Le SUV Coupé est-il l’avenir du SUV ?

BMW a ouvert la voie il y a quelques années déjà et toutes les marques premium ont suivi la tendance. Avant que les marques généralistes ne s’attaquent elles aussi au « SUV coupé » à la ligne plus dynamique que les modèles classiques.

BMW X4

Lorsqu’il est apparu en 2008, on ne donnait pas cher de sa peau.
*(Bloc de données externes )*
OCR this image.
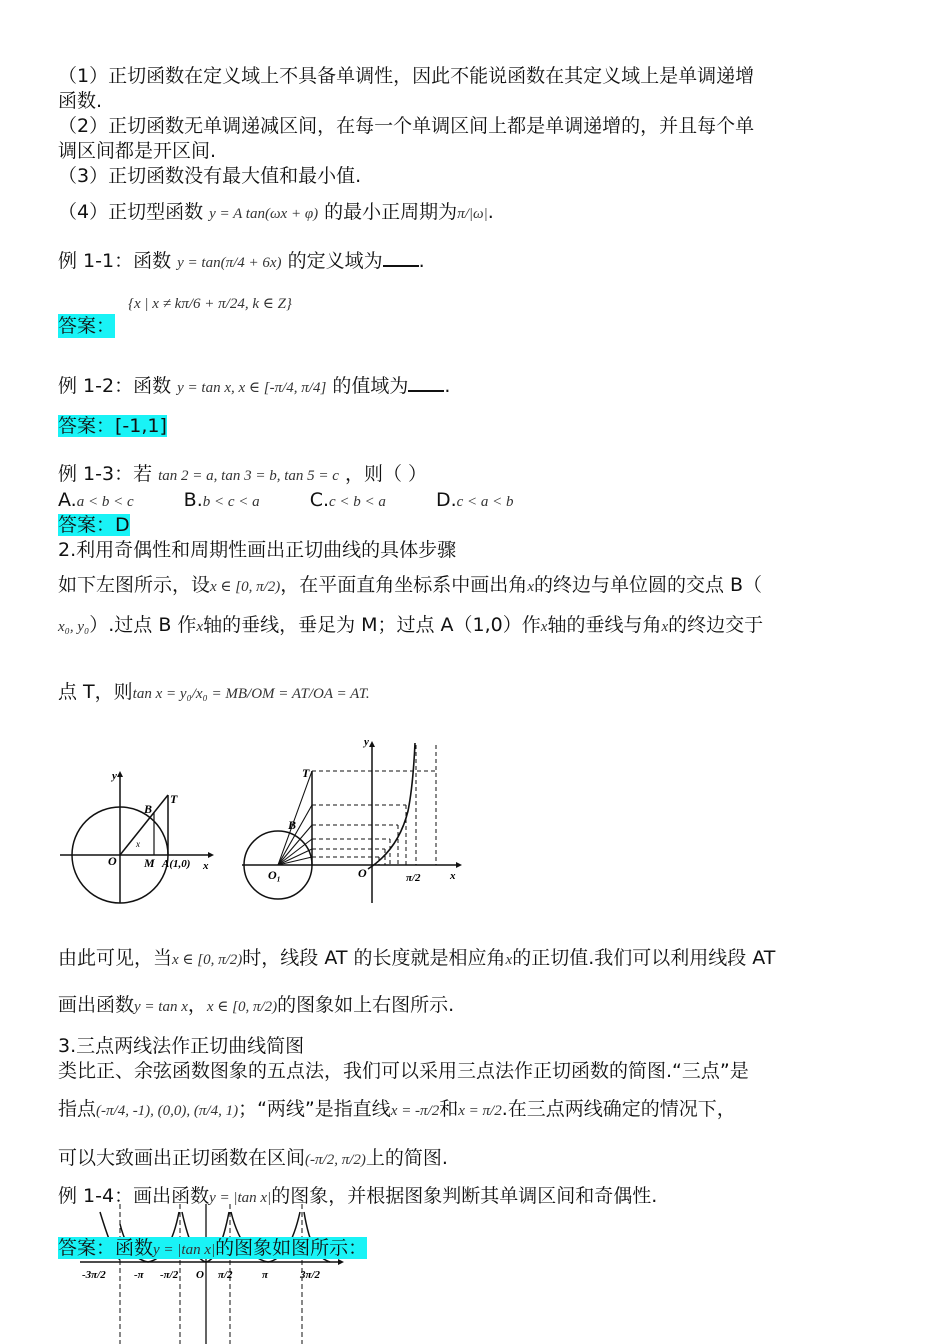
（1）正切函数在定义域上不具备单调性，因此不能说函数在其定义域上是单调递增
函数.
（2）正切函数无单调递减区间，在每一个单调区间上都是单调递增的，并且每个单
调区间都是开区间.
（3）正切函数没有最大值和最小值.
（4）正切型函数 y = A tan(ωx + φ) 的最小正周期为π/|ω|.
例 1-1：函数 y = tan(π/4 + 6x) 的定义域为 .
{x | x ≠ kπ/6 + π/24, k ∈ Z}
答案：
例 1-2：函数 y = tan x, x ∈ [-π/4, π/4] 的值域为 .
答案：[-1,1]
例 1-3：若 tan 2 = a, tan 3 = b, tan 5 = c ，则（ ）
A.a < b < c	B.b < c < a	C.c < b < a	D.c < a < b
答案：D
2.利用奇偶性和周期性画出正切曲线的具体步骤
如下左图所示，设x ∈ [0, π/2)，在平面直角坐标系中画出角x的终边与单位圆的交点 B（
x₀, y₀）.过点 B 作x轴的垂线，垂足为 M；过点 A（1,0）作x轴的垂线与角x的终边交于
点 T，则tan x = y₀/x₀ = MB/OM = AT/OA = AT.
y
x
O
B
T
M A(1,0)
x
T
B
O₁	O	π/2
y
x
由此可见，当x ∈ [0, π/2)时，线段 AT 的长度就是相应角x的正切值.我们可以利用线段 AT
画出函数y = tan x，x ∈ [0, π/2)的图象如上右图所示.
3.三点两线法作正切曲线简图
类比正、余弦函数图象的五点法，我们可以采用三点法作正切函数的简图.“三点”是
指点(-π/4, -1), (0,0), (π/4, 1)；“两线”是指直线x = -π/2和x = π/2.在三点两线确定的情况下，
可以大致画出正切函数在区间(-π/2, π/2)上的简图.
例 1-4：画出函数y = |tan x|的图象，并根据图象判断其单调区间和奇偶性.
-3π/2	-π -π/2 O π/2	π	3π/2
答案：函数y = |tan x|的图象如图所示：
Pourtant, l’imposant SUV coupé BMW X6 a rapidement rencontré le succès, au point que la marque bavaroise a décliné son idée, en lançant une version plus petite (et moins chère) : le X4. Un succès scruté de près par ses deux principaux rivaux Mercedes et Audi qui se sont attelés à rattraper leur retard. Mais il aura fallu du temps. Mercedes n’a produit son GLC Coupé qu’en 2016, suivi deux ans plus tard du plus GLE, en version coupé lui aussi. Quant à Audi, son unique modèle, le Q8 est sorti cette même année 2018. Une tendance qui ne pouvait laisser les marques de luxe indifférentes et Lamborghini a conçu son Urus selon ce procédé, de même qu’Aston Martin qui devrait rapidement proposer son DBX en phase de développement actuellement. Même Ferrari a annoncé qu’il s’apprêtait lui aussi à succomber au SUV coupé. Si le genre est aujourd’hui installé dans le premium et le luxe, il commence à intéresser les constructeurs généralistes.

Peu de différence avec un SUV traditionnel

Toujours adapté d’un modèle plus classique, sauf dans les marques de luxe, les SUV coupés en conservent donc des performances identiques. Ainsi, l’Audi Q8 dispose des soubassements du Q7. Quant au BMW X6, c’est un X5 avec une carrosserie modifiée. Le X4 quant à lui, doit sa base au X3. Côtés moteurs, on retrouve également les mêmes blocs. Même si, chez BMW, on s’attache à la sportivité des coupés en proposant des séries M. La version bodybuildée de l’X6 dispose ainsi de 575ch, une puissance abaissée à 360ch pour la version X4 présentée à Genève et qui devrait être commercialisée dans quelques mois. Chez Mercedes, son GLE, confiés aux experts de la filiale AMG, revendique 430ch.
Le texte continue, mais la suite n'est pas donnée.